For his part, Mr. Kerry was hemmed in by the Republican midterm election victory and the fear of feeding the narrative that Mr. Obama was a weakened president. The bipartisan talk in Congress about new sanctions also acted as a serious constraint on the American negotiating team. And so did Israel's constant warnings that Mr. Obama was at risk of being duped. If Israel condemned any outcome as a bad deal, the label could stick in Congress.
An agreement with Iran has hovered achingly out of reach throughout Mr. Obama's presidency, the foreign policy goal that could transform American relations with one of its most persistent adversaries and reshape the world's most volatile region. From the start, the story of the talks has been one of hopeful signs and dashed expectations, bursts of optimism occasionally piercing clouds of skepticism.
Continue reading the main story
Mr. Obama began reaching out shortly after taking office in 2009, writing the first of what would be four letters to Ayatollah Khamenei. It was not until last year's election of Hassan Rouhani, followed by his choice of Mr. Zarif, that doors really began to open and Mr. Obama authorized a secret channel to the two men through Oman.

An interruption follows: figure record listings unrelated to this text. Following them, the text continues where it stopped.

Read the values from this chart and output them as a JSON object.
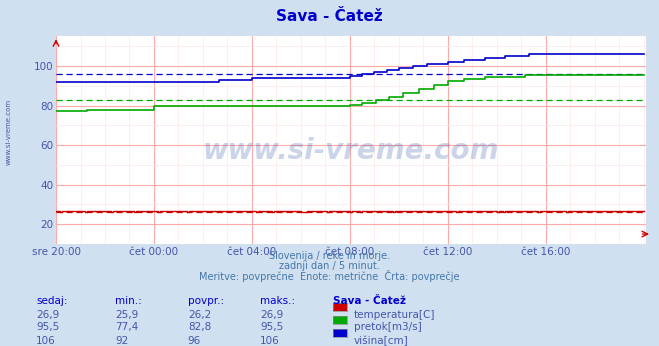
{
  "title": "Sava - Čatež",
  "title_color": "#0000cc",
  "bg_color": "#d0e0f0",
  "plot_bg_color": "#ffffff",
  "grid_color_major": "#ffaaaa",
  "grid_color_minor": "#ffe8e8",
  "tick_color": "#4455aa",
  "text_color": "#4455aa",
  "subtitle_color": "#4477aa",
  "watermark_text": "www.si-vreme.com",
  "watermark_color": "#3355aa",
  "subtitle_lines": [
    "Slovenija / reke in morje.",
    "zadnji dan / 5 minut.",
    "Meritve: povprečne  Enote: metrične  Črta: povprečje"
  ],
  "xticklabels": [
    "sre 20:00",
    "čet 00:00",
    "čet 04:00",
    "čet 08:00",
    "čet 12:00",
    "čet 16:00"
  ],
  "xtick_positions": [
    0,
    48,
    96,
    144,
    192,
    240
  ],
  "yticks": [
    20,
    40,
    60,
    80,
    100
  ],
  "ylim": [
    15,
    115
  ],
  "xlim": [
    0,
    289
  ],
  "n_points": 289,
  "temperature_color": "#cc0000",
  "pretok_color": "#00aa00",
  "visina_color": "#0000cc",
  "temperature_avg": 26.2,
  "pretok_avg": 82.8,
  "visina_avg": 96.0,
  "table_headers": [
    "sedaj:",
    "min.:",
    "povpr.:",
    "maks.:",
    "Sava - Čatež"
  ],
  "table_rows": [
    [
      "26,9",
      "25,9",
      "26,2",
      "26,9",
      "temperatura[C]"
    ],
    [
      "95,5",
      "77,4",
      "82,8",
      "95,5",
      "pretok[m3/s]"
    ],
    [
      "106",
      "92",
      "96",
      "106",
      "višina[cm]"
    ]
  ],
  "row_colors": [
    "#cc0000",
    "#00aa00",
    "#0000cc"
  ]
}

His envoys, William Burns and Jake Sullivan, both then top State Department officials, traveled with little or no entourage, slipping into the back doors of hotels. Israel was kept in the dark for months, as were the French.
After five secret meetings, the talks moved to New York in September 2013 under the cover of the United Nations' annual meeting. Mr. Zarif met Mr. Kerry in a closet-sized room near the Security Council chamber, and the two exchanged private telephone numbers and email addresses, a channel they have used more than either has publicly admitted. Mr. Zarif also engineered a telephone call between Mr. Obama and Mr. Rouhani, the first direct contact between American and Iranian leaders since the 1979 revolution. "It cost us when we got home," Mr. Zarif later noted.
But the talks led to a deal last November to freeze much of Iran's nuclear activity in exchange for some sanctions being lifted while formal talks for a broader agreement were held. Wendy Sherman, the under secretary of state, led the new negotiations so persistently that she kept going even after breaking three bones in a fall and later breaking her nose on a glass door in Vienna.
Iran threw several curveballs. Ayatollah Khamenei said in a speech that Iran would ultimately increase the number of centrifuges that could produce enriched uranium, rather than decrease them. "Zarif all but told us he didn't see that coming," an American official said.